Ich denke, dass Niels Giffey und Luke Sikma definitiv zwei Spieler sind, die unsere Mannschaft führen können. Sie haben die nötige Erfahrung und das nötige Wissen über Basketball. Aber natürlich muss jeder mithelfen. Sehen Sie, Tim Schneider zum Beispiel ist jemand, der nicht viel redet und lieber zuhört. Ich verlange von ihm nun nicht, dass er ständig quasselt. Aber vielleicht bringt er sich beim nächsten Spiel noch zwei Prozent mehr ein und in ein paar Spielen sind es dann vielleicht fünf Prozent. Und das gilt letztlich für alle.
Die Vorbereitung mit Alba verlief, blickt man auf die Ergebnisse, alles andere als erfolgreich. Machen Sie sich darüber Sorgen?
Ehrlich gesagt nein. Es kam mir in diesen Vorbereitungsspielen nicht auf das Ergebnis an. Mir war wichtig, Fortschritte zu sehen. Und das habe ich getan. Wir sind jedes Spiel ein bisschen besser geworden.
Gleich zum Auftakt spielt Alba in Ulm (Samstag, 18 Uhr). Was halten Sie von dem Gegner?

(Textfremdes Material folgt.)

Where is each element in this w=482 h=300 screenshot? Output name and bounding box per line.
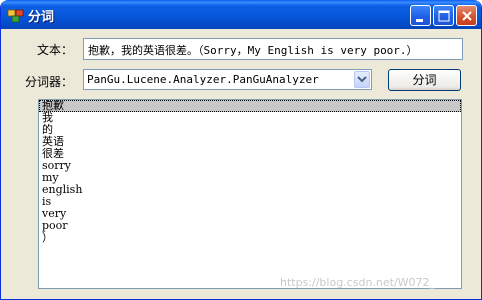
text-input[interactable]: 抱歉，我的英语很差。（Sorry，My English is very poor…	[83, 38, 463, 60]
dropdown-button[interactable]	[354, 71, 370, 88]
list-item[interactable]: is	[39, 196, 461, 208]
segmenter-value: PanGu.Lucene.Analyzer.PanGuAnalyzer	[87, 73, 319, 86]
segmenter-select[interactable]: PanGu.Lucene.Analyzer.PanGuAnalyzer	[83, 69, 372, 90]
close-button[interactable]	[456, 5, 477, 26]
list-item[interactable]: sorry	[39, 160, 461, 172]
maximize-button[interactable]	[433, 5, 454, 26]
text-label: 文本：	[37, 43, 74, 57]
list-item[interactable]: english	[39, 184, 461, 196]
minimize-icon	[416, 19, 423, 22]
list-item[interactable]: 的	[39, 124, 461, 136]
app-icon	[7, 8, 24, 23]
minimize-button[interactable]	[410, 5, 431, 26]
main-window: 分词 文本： 抱歉，我的英语很差。（Sorry，My English is ve…	[0, 0, 482, 300]
list-item[interactable]: 很差	[39, 148, 461, 160]
close-icon	[462, 11, 472, 21]
segment-button[interactable]: 分词	[388, 69, 461, 91]
list-item[interactable]: 抱歉	[39, 100, 461, 112]
results-listbox[interactable]: 抱歉我的英语 很差 sorry my english is very poor）	[38, 99, 462, 289]
watermark: https://blog.csdn.net/W072_	[280, 276, 436, 289]
chevron-down-icon	[357, 76, 367, 83]
title-bar[interactable]: 分词	[1, 0, 481, 29]
maximize-icon	[438, 10, 450, 22]
list-item[interactable]: 我	[39, 112, 461, 124]
form-client-area: 文本： 抱歉，我的英语很差。（Sorry，My English is very …	[4, 29, 478, 297]
list-item[interactable]: 英语	[39, 136, 461, 148]
list-item[interactable]: my	[39, 172, 461, 184]
list-item[interactable]: ）	[39, 232, 461, 244]
list-item[interactable]: very	[39, 208, 461, 220]
window-title: 分词	[28, 10, 55, 25]
segmenter-label: 分词器：	[25, 75, 74, 89]
list-item[interactable]: poor	[39, 220, 461, 232]
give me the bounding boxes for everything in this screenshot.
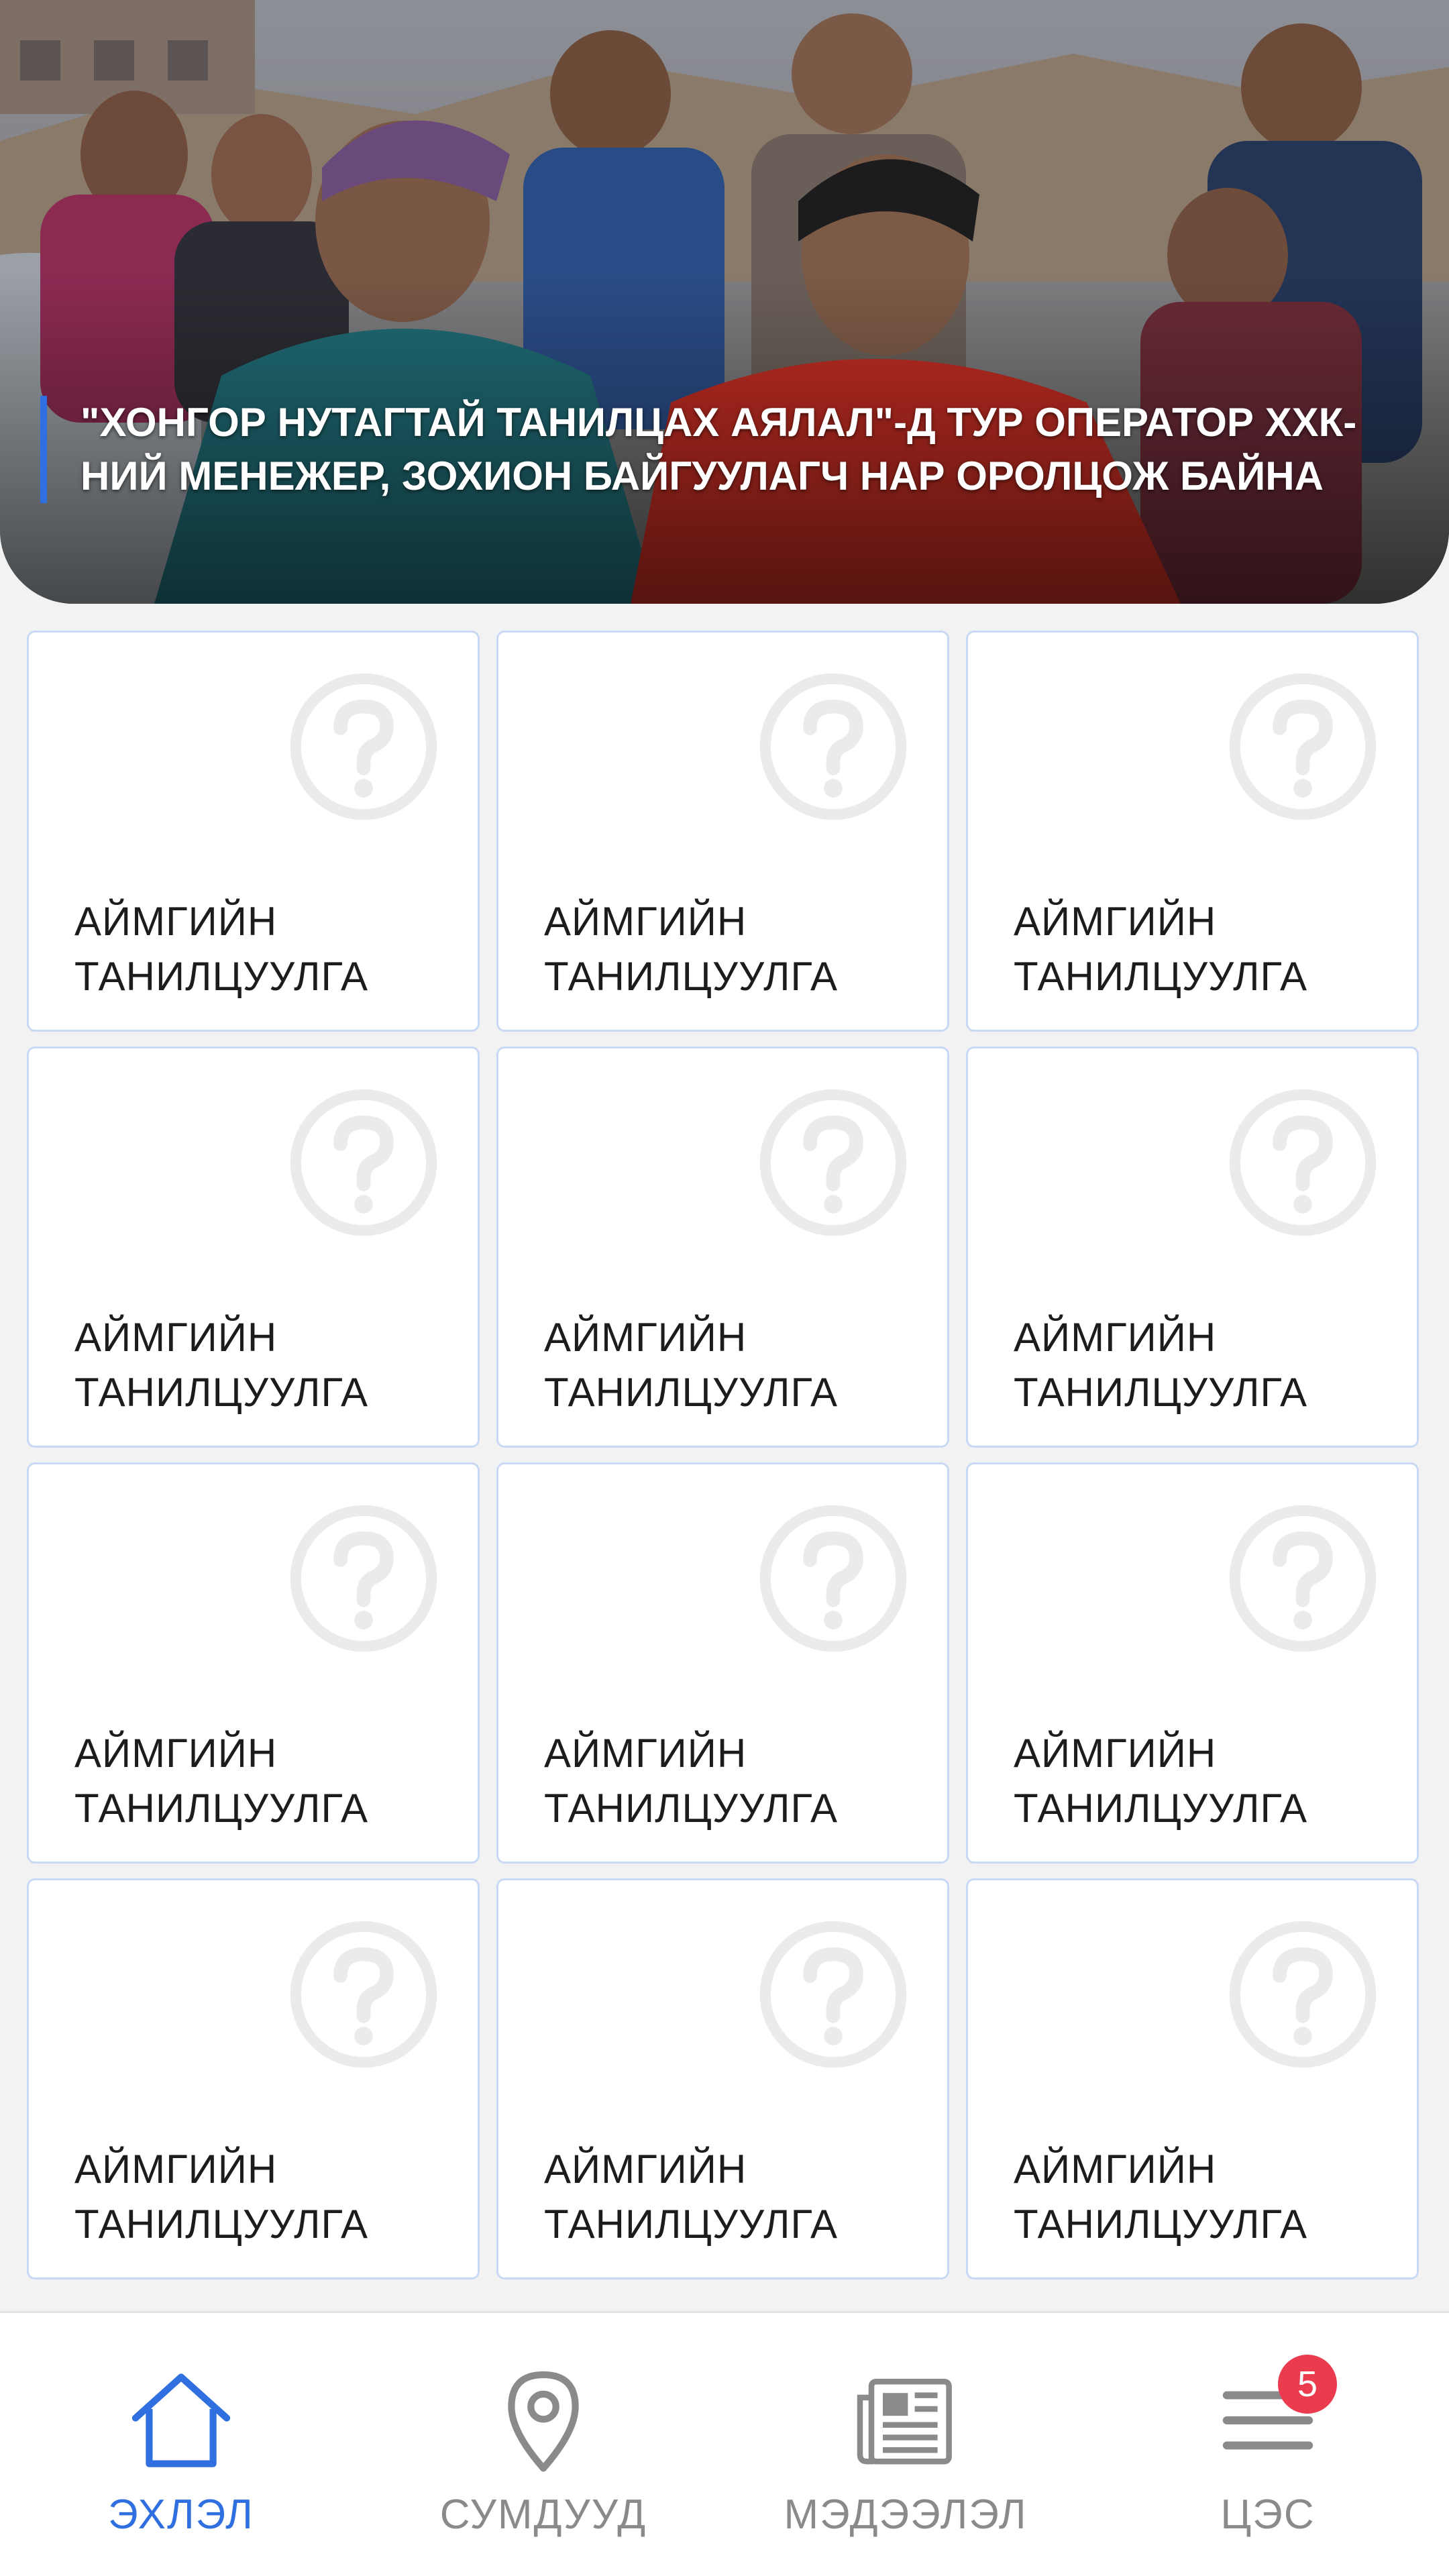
category-label: АЙМГИЙН ТАНИЛЦУУЛГА <box>74 899 369 999</box>
nav-item-news[interactable]: МЭДЭЭЛЭЛ <box>724 2313 1087 2576</box>
category-label: АЙМГИЙН ТАНИЛЦУУЛГА <box>544 1315 839 1415</box>
question-circle-icon <box>759 673 907 820</box>
question-circle-icon <box>1229 1921 1377 2068</box>
category-label: АЙМГИЙН ТАНИЛЦУУЛГА <box>74 1731 369 1831</box>
category-card[interactable]: АЙМГИЙН ТАНИЛЦУУЛГА <box>966 631 1419 1032</box>
category-label: АЙМГИЙН ТАНИЛЦУУЛГА <box>1014 899 1308 999</box>
category-label: АЙМГИЙН ТАНИЛЦУУЛГА <box>1014 1315 1308 1415</box>
location-pin-icon <box>508 2371 579 2472</box>
nav-label-soums: СУМДУУД <box>439 2491 647 2538</box>
category-label: АЙМГИЙН ТАНИЛЦУУЛГА <box>544 2147 839 2247</box>
question-circle-icon <box>290 1505 437 1652</box>
category-card[interactable]: АЙМГИЙН ТАНИЛЦУУЛГА <box>496 1878 949 2279</box>
category-grid: АЙМГИЙН ТАНИЛЦУУЛГА АЙМГИЙН ТАНИЛЦУУЛГА … <box>27 631 1422 2279</box>
app-screen: "ХОНГОР НУТАГТАЙ ТАНИЛЦАХ АЯЛАЛ"-Д ТУР О… <box>0 0 1449 2576</box>
category-label: АЙМГИЙН ТАНИЛЦУУЛГА <box>1014 2147 1308 2247</box>
category-card[interactable]: АЙМГИЙН ТАНИЛЦУУЛГА <box>496 631 949 1032</box>
category-card[interactable]: АЙМГИЙН ТАНИЛЦУУЛГА <box>966 1462 1419 1864</box>
category-card[interactable]: АЙМГИЙН ТАНИЛЦУУЛГА <box>27 631 480 1032</box>
question-circle-icon <box>759 1505 907 1652</box>
notification-badge: 5 <box>1278 2355 1337 2414</box>
hero-caption: "ХОНГОР НУТАГТАЙ ТАНИЛЦАХ АЯЛАЛ"-Д ТУР О… <box>40 396 1409 503</box>
category-card[interactable]: АЙМГИЙН ТАНИЛЦУУЛГА <box>27 1462 480 1864</box>
question-circle-icon <box>759 1089 907 1236</box>
nav-label-home: ЭХЛЭЛ <box>108 2491 254 2538</box>
nav-label-menu: ЦЭС <box>1220 2491 1316 2538</box>
category-card[interactable]: АЙМГИЙН ТАНИЛЦУУЛГА <box>496 1462 949 1864</box>
category-label: АЙМГИЙН ТАНИЛЦУУЛГА <box>1014 1731 1308 1831</box>
category-card[interactable]: АЙМГИЙН ТАНИЛЦУУЛГА <box>27 1878 480 2279</box>
nav-item-soums[interactable]: СУМДУУД <box>362 2313 724 2576</box>
question-circle-icon <box>759 1921 907 2068</box>
question-circle-icon <box>290 1921 437 2068</box>
question-circle-icon <box>1229 1505 1377 1652</box>
category-card[interactable]: АЙМГИЙН ТАНИЛЦУУЛГА <box>966 1878 1419 2279</box>
home-icon <box>131 2373 231 2467</box>
category-label: АЙМГИЙН ТАНИЛЦУУЛГА <box>544 899 839 999</box>
question-circle-icon <box>290 673 437 820</box>
category-label: АЙМГИЙН ТАНИЛЦУУЛГА <box>74 1315 369 1415</box>
hero-photo <box>0 0 1449 604</box>
nav-label-news: МЭДЭЭЛЭЛ <box>784 2491 1028 2538</box>
category-card[interactable]: АЙМГИЙН ТАНИЛЦУУЛГА <box>496 1046 949 1448</box>
question-circle-icon <box>290 1089 437 1236</box>
nav-item-home[interactable]: ЭХЛЭЛ <box>0 2313 362 2576</box>
category-label: АЙМГИЙН ТАНИЛЦУУЛГА <box>544 1731 839 1831</box>
newspaper-icon <box>857 2378 952 2465</box>
hero-banner[interactable]: "ХОНГОР НУТАГТАЙ ТАНИЛЦАХ АЯЛАЛ"-Д ТУР О… <box>0 0 1449 604</box>
category-label: АЙМГИЙН ТАНИЛЦУУЛГА <box>74 2147 369 2247</box>
bottom-navigation: ЭХЛЭЛ СУМДУУД МЭДЭЭЛЭЛ 5 ЦЭС <box>0 2311 1449 2576</box>
category-card[interactable]: АЙМГИЙН ТАНИЛЦУУЛГА <box>27 1046 480 1448</box>
nav-item-menu[interactable]: 5 ЦЭС <box>1087 2313 1449 2576</box>
category-card[interactable]: АЙМГИЙН ТАНИЛЦУУЛГА <box>966 1046 1419 1448</box>
question-circle-icon <box>1229 673 1377 820</box>
question-circle-icon <box>1229 1089 1377 1236</box>
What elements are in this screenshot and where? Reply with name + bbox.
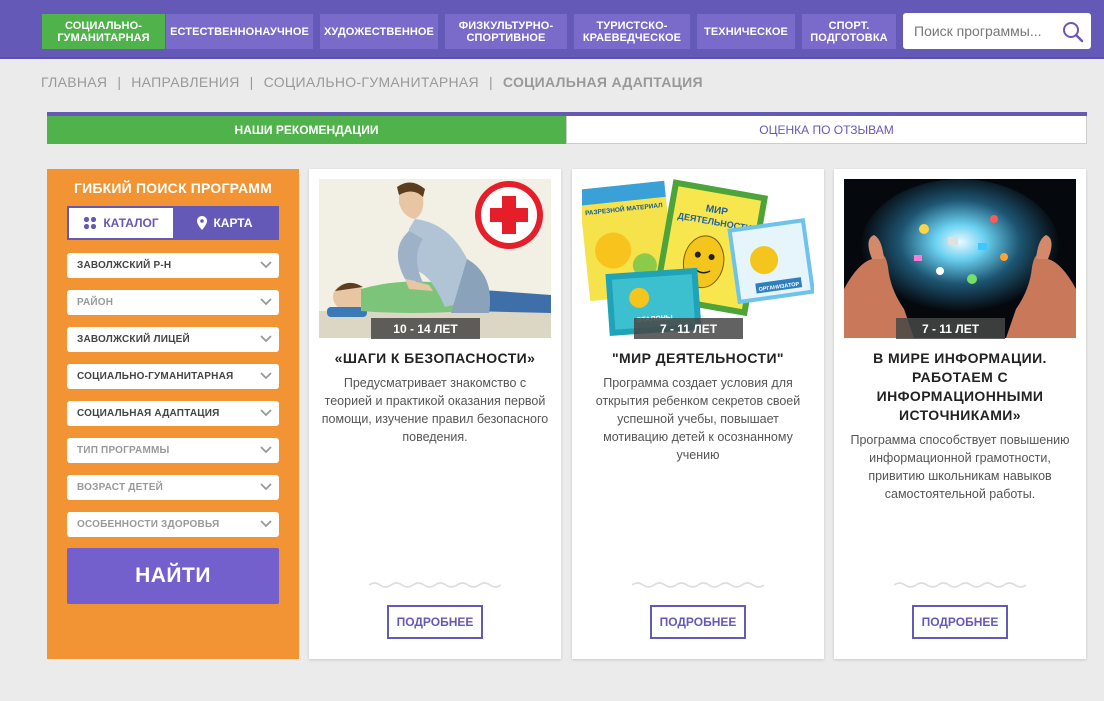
program-image-books[interactable]: РАЗРЕЗНОЙ МАТЕРИАЛ МИР ДЕЯТЕЛЬНОСТИ ОРГА… [582, 179, 814, 338]
chevron-down-icon [260, 483, 272, 491]
select-value: СОЦИАЛЬНО-ГУМАНИТАРНАЯ [77, 371, 234, 382]
age-badge: 7 - 11 ЛЕТ [896, 318, 1005, 339]
wave-divider [369, 582, 501, 588]
select-value: ОСОБЕННОСТИ ЗДОРОВЬЯ [77, 519, 220, 530]
nav-item-technical[interactable]: ТЕХНИЧЕСКОЕ [697, 14, 795, 49]
program-image-first-aid[interactable] [319, 179, 551, 338]
more-button[interactable]: ПОДРОБНЕЕ [387, 605, 483, 639]
tab-reviews[interactable]: ОЦЕНКА ПО ОТЗЫВАМ [566, 116, 1087, 144]
program-filter-panel: ГИБКИЙ ПОИСК ПРОГРАММ КАТАЛОГ КАРТА ЗАВО… [47, 169, 299, 659]
view-toggle: КАТАЛОГ КАРТА [67, 206, 279, 240]
catalog-label: КАТАЛОГ [103, 216, 159, 230]
program-card: РАЗРЕЗНОЙ МАТЕРИАЛ МИР ДЕЯТЕЛЬНОСТИ ОРГА… [572, 169, 824, 659]
find-button[interactable]: НАЙТИ [67, 548, 279, 604]
search-input[interactable] [903, 13, 1053, 49]
breadcrumb-social[interactable]: СОЦИАЛЬНО-ГУМАНИТАРНАЯ [264, 74, 479, 90]
area-select[interactable]: РАЙОН [67, 290, 279, 315]
more-button[interactable]: ПОДРОБНЕЕ [912, 605, 1008, 639]
program-title[interactable]: «ШАГИ К БЕЗОПАСНОСТИ» [321, 349, 549, 368]
select-value: ТИП ПРОГРАММЫ [77, 445, 170, 456]
chevron-down-icon [260, 409, 272, 417]
filter-title: ГИБКИЙ ПОИСК ПРОГРАММ [74, 180, 272, 196]
nav-item-sport-training[interactable]: СПОРТ. ПОДГОТОВКА [802, 14, 896, 49]
program-description: Предусматривает знакомство с теорией и п… [321, 376, 549, 444]
program-description: Программа создает условия для открытия р… [595, 376, 801, 462]
breadcrumb-separator: | [117, 74, 122, 90]
select-value: ЗАВОЛЖСКИЙ ЛИЦЕЙ [77, 334, 190, 345]
wave-divider [894, 582, 1026, 588]
map-toggle-button[interactable]: КАРТА [173, 208, 277, 238]
sort-tabs: НАШИ РЕКОМЕНДАЦИИ ОЦЕНКА ПО ОТЗЫВАМ [47, 112, 1087, 144]
chevron-down-icon [260, 520, 272, 528]
program-card: 7 - 11 ЛЕТ В МИРЕ ИНФОРМАЦИИ. РАБОТАЕМ С… [834, 169, 1086, 659]
program-title[interactable]: "МИР ДЕЯТЕЛЬНОСТИ" [584, 349, 812, 368]
map-label: КАРТА [213, 216, 253, 230]
organization-select[interactable]: ЗАВОЛЖСКИЙ ЛИЦЕЙ [67, 327, 279, 352]
catalog-toggle-button[interactable]: КАТАЛОГ [69, 208, 173, 238]
program-type-select[interactable]: ТИП ПРОГРАММЫ [67, 438, 279, 463]
search-box [903, 13, 1091, 49]
wave-divider [632, 582, 764, 588]
nav-item-tourism[interactable]: ТУРИСТСКО- КРАЕВЕДЧЕСКОЕ [574, 14, 690, 49]
program-card: 10 - 14 ЛЕТ «ШАГИ К БЕЗОПАСНОСТИ» Предус… [309, 169, 561, 659]
breadcrumb-separator: | [249, 74, 254, 90]
search-icon[interactable] [1061, 20, 1085, 44]
chevron-down-icon [260, 446, 272, 454]
breadcrumb-home[interactable]: ГЛАВНАЯ [41, 74, 107, 90]
top-navigation: СОЦИАЛЬНО- ГУМАНИТАРНАЯ ЕСТЕСТВЕННОНАУЧН… [0, 0, 1104, 59]
chevron-down-icon [260, 372, 272, 380]
age-badge: 7 - 11 ЛЕТ [634, 318, 743, 339]
breadcrumb-current: СОЦИАЛЬНАЯ АДАПТАЦИЯ [502, 74, 703, 90]
chevron-down-icon [260, 335, 272, 343]
nav-item-sport[interactable]: ФИЗКУЛЬТУРНО- СПОРТИВНОЕ [445, 14, 567, 49]
books-illustration: РАЗРЕЗНОЙ МАТЕРИАЛ МИР ДЕЯТЕЛЬНОСТИ ОРГА… [582, 179, 814, 338]
more-button[interactable]: ПОДРОБНЕЕ [650, 605, 746, 639]
program-title[interactable]: В МИРЕ ИНФОРМАЦИИ. РАБОТАЕМ С ИНФОРМАЦИО… [846, 349, 1074, 425]
nav-item-science[interactable]: ЕСТЕСТВЕННОНАУЧНОЕ [166, 14, 313, 49]
first-aid-illustration [319, 179, 551, 338]
grid-icon [84, 216, 97, 230]
select-value: ЗАВОЛЖСКИЙ Р-Н [77, 260, 172, 271]
information-hands-illustration [844, 179, 1076, 338]
direction-select[interactable]: СОЦИАЛЬНО-ГУМАНИТАРНАЯ [67, 364, 279, 389]
select-value: СОЦИАЛЬНАЯ АДАПТАЦИЯ [77, 408, 220, 419]
nav-item-social[interactable]: СОЦИАЛЬНО- ГУМАНИТАРНАЯ [42, 14, 165, 49]
age-badge: 10 - 14 ЛЕТ [371, 318, 480, 339]
profile-select[interactable]: СОЦИАЛЬНАЯ АДАПТАЦИЯ [67, 401, 279, 426]
chevron-down-icon [260, 298, 272, 306]
breadcrumb-separator: | [488, 74, 493, 90]
chevron-down-icon [260, 261, 272, 269]
select-value: ВОЗРАСТ ДЕТЕЙ [77, 482, 163, 493]
nav-item-art[interactable]: ХУДОЖЕСТВЕННОЕ [320, 14, 438, 49]
map-pin-icon [197, 216, 208, 230]
select-value: РАЙОН [77, 297, 114, 308]
program-description: Программа способствует повышению информа… [850, 433, 1070, 501]
district-select[interactable]: ЗАВОЛЖСКИЙ Р-Н [67, 253, 279, 278]
breadcrumb-directions[interactable]: НАПРАВЛЕНИЯ [131, 74, 239, 90]
nav-underline [0, 57, 1104, 59]
breadcrumb: ГЛАВНАЯ | НАПРАВЛЕНИЯ | СОЦИАЛЬНО-ГУМАНИТАРН… [41, 74, 703, 90]
tab-recommendations[interactable]: НАШИ РЕКОМЕНДАЦИИ [47, 116, 566, 144]
children-age-select[interactable]: ВОЗРАСТ ДЕТЕЙ [67, 475, 279, 500]
program-image-information[interactable] [844, 179, 1076, 338]
health-features-select[interactable]: ОСОБЕННОСТИ ЗДОРОВЬЯ [67, 512, 279, 537]
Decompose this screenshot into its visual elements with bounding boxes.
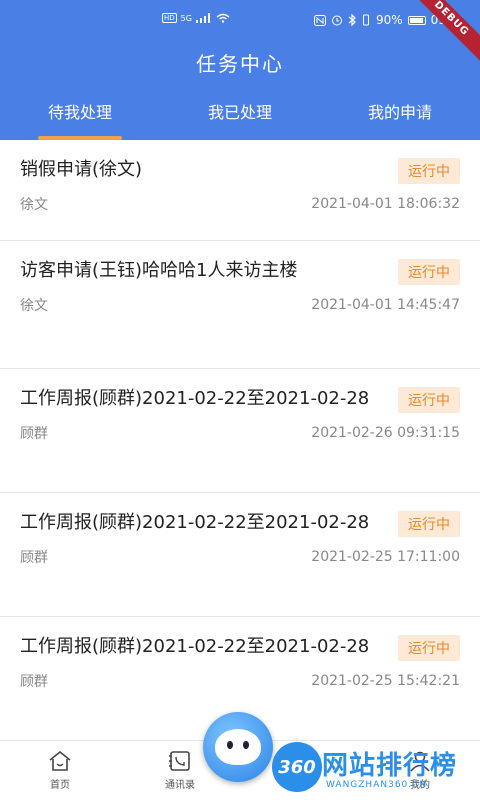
- task-title: 销假申请(徐文): [20, 159, 143, 180]
- nav-contacts-label: 通讯录: [165, 780, 195, 791]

Ich kenne die Ulmer gut, hatte gegen sie schon mit Gran Canaria gespielt. Das waren immer intensive Begegnungen. Ich denke, dass Ulm auch in dieser Saison eine gute Rolle spielen wird. Daher wird es ein sehr schweres Spiel für uns.
Was ist Ihr Saisonziel mit Alba?
Besser werden, immer besser werden über die ganze Saison hinweg. Ob wir dann Weltmeister, Meister der Schützenstraße, wo wir trainieren, oder etwas anderes werden, ist für mich nicht das einzig Entscheidende.